Latex-specific IgE antibodies in serum can be demonstrated in vitro and quantified with RAST or ELISA. Currently, there are three FDA-approved in vitro sero-logic assays for the diagnosis of latex allergy available on the market (ImmunoCAP, Pharmacia-Upjohn, Sweden; AlaSTAT FEIA, Diagnostic Products Corp., Los Angeles, CA, USA; HYTEC EIA, Hycor Biomedical Inc., Garden Grove, CA, USA). All of them have a relatively high rate of false-negative results. Further disadvantages are the costs, delayed results, low sensitivity, and accessibility compared to in vivo tests. However, serol-ogy should be the initial diagnostic step for suspected latex allergy because it is safer than in vivo tests.

The skin prick test is the gold standard. It is easy to perform and provides immediate results (5-30 min). Sensitivity is highly influenced by the quality of the latex extract used, but can be as high as 87%. Additionally, at 66 % the specificity of the skin prick test is higher than the in vitro tests (RAST, ELISA). There is a standardized commercial skin prick test kit available in Europe (Stallergenes SA, Antony, France), but so far no FDA-approved test is available.

The skin prick test as an in vivo test is comparable to a small-scale provocation test. Therefore it should be performed by experienced staff and with oxygen, epi-nephrine, and latex-free resuscitation equipment at hand. Because of rare anaphylactic reactions to the prick test, the in vitro diagnostic work-up should be performed prior to the prick test.

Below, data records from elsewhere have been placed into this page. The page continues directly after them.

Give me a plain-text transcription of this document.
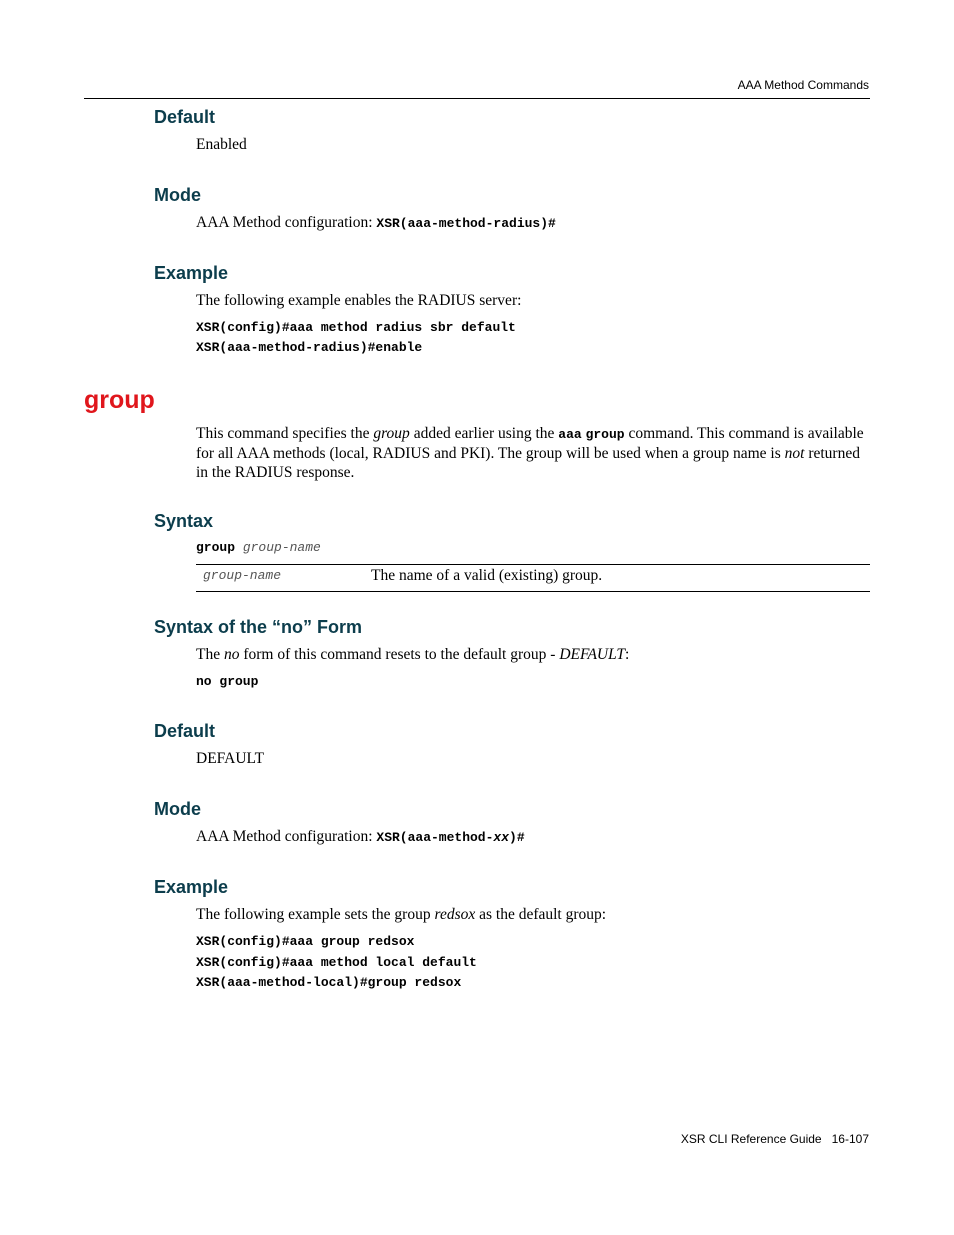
AAA Method Commands
Default

Enabled

Mode

AAA Method configuration: XSR(aaa-method-radius)#

Example

The following example enables the RADIUS server:

XSR(config)#aaa method radius sbr default
XSR(aaa-method-radius)#enable
group

This command specifies the group added earlier using the aaa group command. This command is available for all AAA methods (local, RADIUS and PKI). The group will be used when a group name is not returned in the RADIUS response.

Syntax
group group-name
group-name	The name of a valid (existing) group.
Syntax of the “no” Form

The no form of this command resets to the default group - DEFAULT:

no group
Default

DEFAULT

Mode

AAA Method configuration: XSR(aaa-method-xx)#

Example

The following example sets the group redsox as the default group:

XSR(config)#aaa group redsox
XSR(config)#aaa method local default
XSR(aaa-method-local)#group redsox
XSR CLI Reference Guide 16-107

Another possibility is a provocation test by wearing a latex glove. This maybe employed when there is a discrepancy between prick test or specific IgE results and clinical history. It begins as a one-finger test, and extended to a whole-hand test if there is no urticarial reaction after 20 min. Nonlatex vinyl gloves are used as a control. The testing staff has to be aware of the possibility of sudden anaphylactic reactions.

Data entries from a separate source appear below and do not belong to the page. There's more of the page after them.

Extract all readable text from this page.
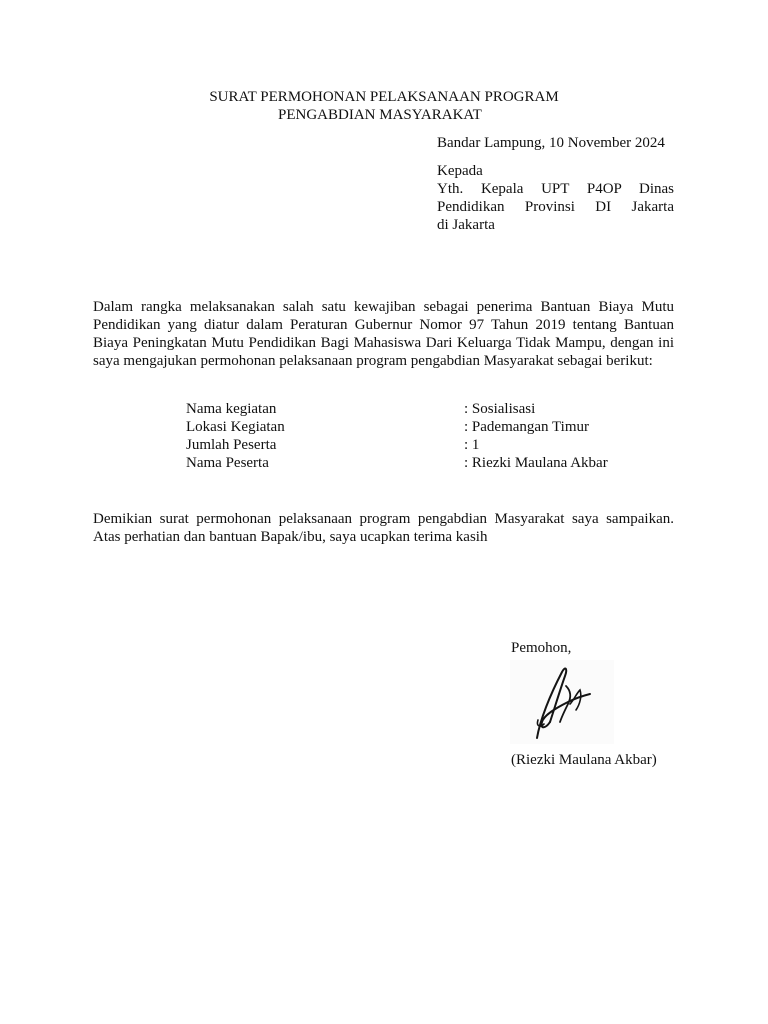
SURAT PERMOHONAN PELAKSANAAN PROGRAM
PENGABDIAN MASYARAKAT
Bandar Lampung, 10 November 2024
Kepada
Yth. Kepala UPT P4OP Dinas
Pendidikan Provinsi DI Jakarta
di Jakarta
Dalam rangka melaksanakan salah satu kewajiban sebagai penerima Bantuan Biaya Mutu Pendidikan yang diatur dalam Peraturan Gubernur Nomor 97 Tahun 2019 tentang Bantuan Biaya Peningkatan Mutu Pendidikan Bagi Mahasiswa Dari Keluarga Tidak Mampu, dengan ini saya mengajukan permohonan pelaksanaan program pengabdian Masyarakat sebagai berikut:
Nama kegiatan	: Sosialisasi
Lokasi Kegiatan	: Pademangan Timur
Jumlah Peserta	: 1
Nama Peserta	: Riezki Maulana Akbar
Demikian surat permohonan pelaksanaan program pengabdian Masyarakat saya sampaikan. Atas perhatian dan bantuan Bapak/ibu, saya ucapkan terima kasih
Pemohon,
(Riezki Maulana Akbar)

Corticoids and H1 and H2 antagonists can be used to pretreat patients with known latex allergy prior to medical procedures. However, pretreatment is not very effective in preventing reactions to latex, unlike prevention measures for reactions to contrast media. Therefore, the most important factor is avoiding exposure to the allergen. This means taking a thorough patient history, testing for latex allergy in high-risk patients, preadmission measures, and establishing a latex-free environment while the patient is hospitalized, particularly in the operating and recovery rooms (Lieberman 2002). The charts of latex allergic patients should be labeled, and surgery should be scheduled as the first case of the day to reduce exposure to the aerosolized latex allergens. Latex-free equipment should be stored separately: nonlatex gloves, glass syringes, nonlatex tape, synthetic catheters and tubes, latex-free blood pressure cuffs, and three-way stopcocks for i.v. administration of medication.

Allergic reactions to latex are treated in a manner that is analog to all other anaphylactic reactions (compare treatment recommendations in Tables 4.4,4.5, and 4.8).